如何建立自訂聊天模型類別

先決條件

本指南假設您熟悉以下概念

聊天模型

在本指南中，我們將學習如何使用 LangChain 抽象概念建立自訂聊天模型。

使用標準 BaseChatModel 介面封裝您的 LLM，讓您可以在現有的 LangChain 程式中使用您的 LLM，且只需進行最少的程式碼修改！

作為額外的好處，您的 LLM 將自動成為 LangChain Runnable，並將受益於一些開箱即用的最佳化 (例如，透過 threadpool 進行批次處理)、非同步支援、astream_events API 等。

輸入和輸出

首先，我們需要討論訊息，這是聊天模型的輸入和輸出。

訊息

聊天模型將訊息作為輸入，並傳回訊息作為輸出。

LangChain 有一些內建訊息類型

訊息類型	描述
`SystemMessage`	用於啟動 AI 行為，通常作為一系列輸入訊息的第一個傳入。
`HumanMessage`	表示來自與聊天模型互動的人員的訊息。
`AIMessage`	表示來自聊天模型的訊息。這可以是文字或調用工具的請求。
`FunctionMessage` / `ToolMessage`	用於將工具調用結果傳回模型的訊息。
`AIMessageChunk` / `HumanMessageChunk` / ...	每種訊息類型的區塊變體。

注意

ToolMessage 和 FunctionMessage 密切遵循 OpenAI 的 function 和 tool 角色。

這是一個快速發展的領域，隨著越來越多的模型新增函數調用功能。預計此架構將會新增內容。

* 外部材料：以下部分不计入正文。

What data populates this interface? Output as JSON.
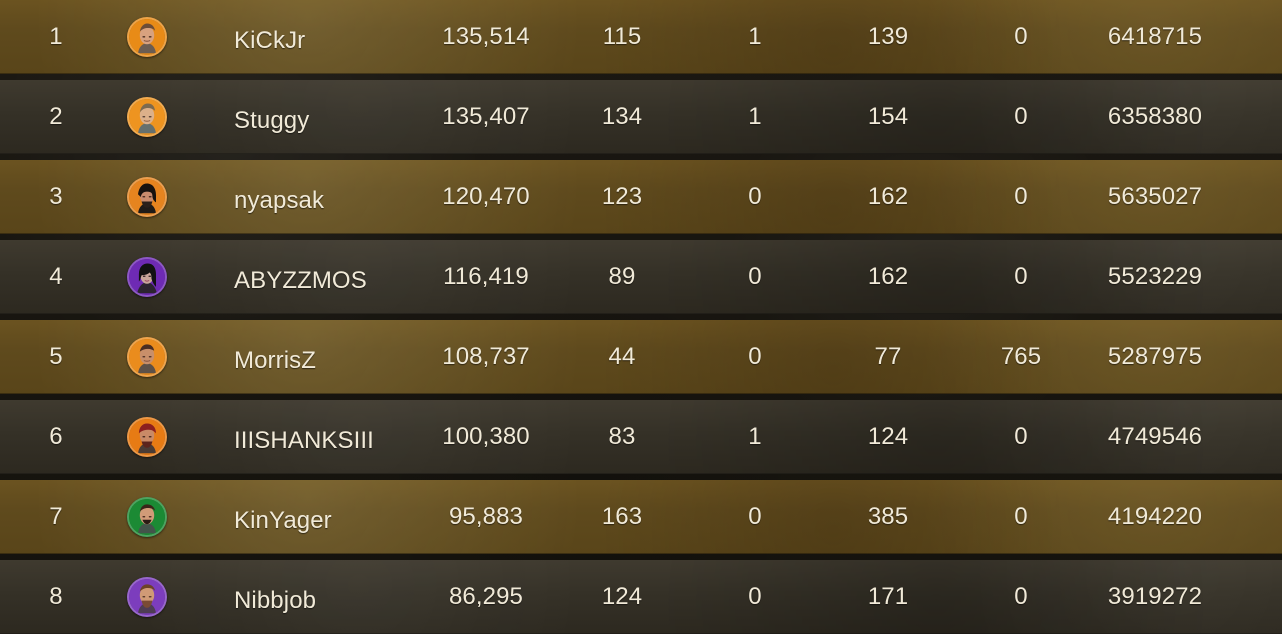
{
  "leaderboard": {
    "rows": [
      {
        "rank": "1",
        "avatar_icon": "player-portrait-icon",
        "avatar_color": "#e88b17",
        "name": "KiCkJr",
        "score": "135,514",
        "kills": "115",
        "wins": "1",
        "matches": "139",
        "extra": "0",
        "points": "6418715"
      },
      {
        "rank": "2",
        "avatar_icon": "player-portrait-icon",
        "avatar_color": "#ee9420",
        "name": "Stuggy",
        "score": "135,407",
        "kills": "134",
        "wins": "1",
        "matches": "154",
        "extra": "0",
        "points": "6358380"
      },
      {
        "rank": "3",
        "avatar_icon": "player-portrait-icon",
        "avatar_color": "#e6841f",
        "name": "nyapsak",
        "score": "120,470",
        "kills": "123",
        "wins": "0",
        "matches": "162",
        "extra": "0",
        "points": "5635027"
      },
      {
        "rank": "4",
        "avatar_icon": "player-portrait-icon",
        "avatar_color": "#6e2ab4",
        "name": "ABYZZMOS",
        "score": "116,419",
        "kills": "89",
        "wins": "0",
        "matches": "162",
        "extra": "0",
        "points": "5523229"
      },
      {
        "rank": "5",
        "avatar_icon": "player-portrait-icon",
        "avatar_color": "#ea8c1d",
        "name": "MorrisZ",
        "score": "108,737",
        "kills": "44",
        "wins": "0",
        "matches": "77",
        "extra": "765",
        "points": "5287975"
      },
      {
        "rank": "6",
        "avatar_icon": "player-portrait-icon",
        "avatar_color": "#e77b14",
        "name": "IIISHANKSIII",
        "score": "100,380",
        "kills": "83",
        "wins": "1",
        "matches": "124",
        "extra": "0",
        "points": "4749546"
      },
      {
        "rank": "7",
        "avatar_icon": "player-portrait-icon",
        "avatar_color": "#1b8a34",
        "name": "KinYager",
        "score": "95,883",
        "kills": "163",
        "wins": "0",
        "matches": "385",
        "extra": "0",
        "points": "4194220"
      },
      {
        "rank": "8",
        "avatar_icon": "player-portrait-icon",
        "avatar_color": "#7c3dbd",
        "name": "Nibbjob",
        "score": "86,295",
        "kills": "124",
        "wins": "0",
        "matches": "171",
        "extra": "0",
        "points": "3919272"
      }
    ]
  }
}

from langchain_core.messages import (
    AIMessage,
    BaseMessage,
    FunctionMessage,
    HumanMessage,
    SystemMessage,
    ToolMessage,
)

串流變體

所有聊天訊息都有一個串流變體，名稱中包含 Chunk。

from langchain_core.messages import (
    AIMessageChunk,
    FunctionMessageChunk,
    HumanMessageChunk,
    SystemMessageChunk,
    ToolMessageChunk,
)

API 參考：AIMessageChunk | FunctionMessageChunk | HumanMessageChunk | SystemMessageChunk | ToolMessageChunk

這些區塊在從聊天模型串流輸出時使用，它們都定義了一個附加屬性！

AIMessageChunk(content="Hello") + AIMessageChunk(content=" World!")

AIMessageChunk(content='Hello World!')

基礎聊天模型

讓我們實作一個聊天模型，該模型會回音提示中最後一則訊息的前 n 個字元！

為此，我們將繼承自 BaseChatModel，並且需要實作以下內容

方法/屬性	描述	必要/選用
`_generate`	用於從提示產生聊天結果	必要
`_llm_type` (屬性)	用於唯一識別模型類型。用於記錄。	必要
`_identifying_params` (屬性)	表示用於追蹤目的的模型參數化。	選用
`_stream`	用於實作串流。	選用
`_agenerate`	用於實作原生非同步方法。	選用
`_astream`	用於實作 `_stream` 的非同步版本。	選用

提示

如果已實作 _stream，則 _astream 實作會使用 run_in_executor 在單獨的執行緒中啟動同步 _stream，否則會回退使用 _agenerate。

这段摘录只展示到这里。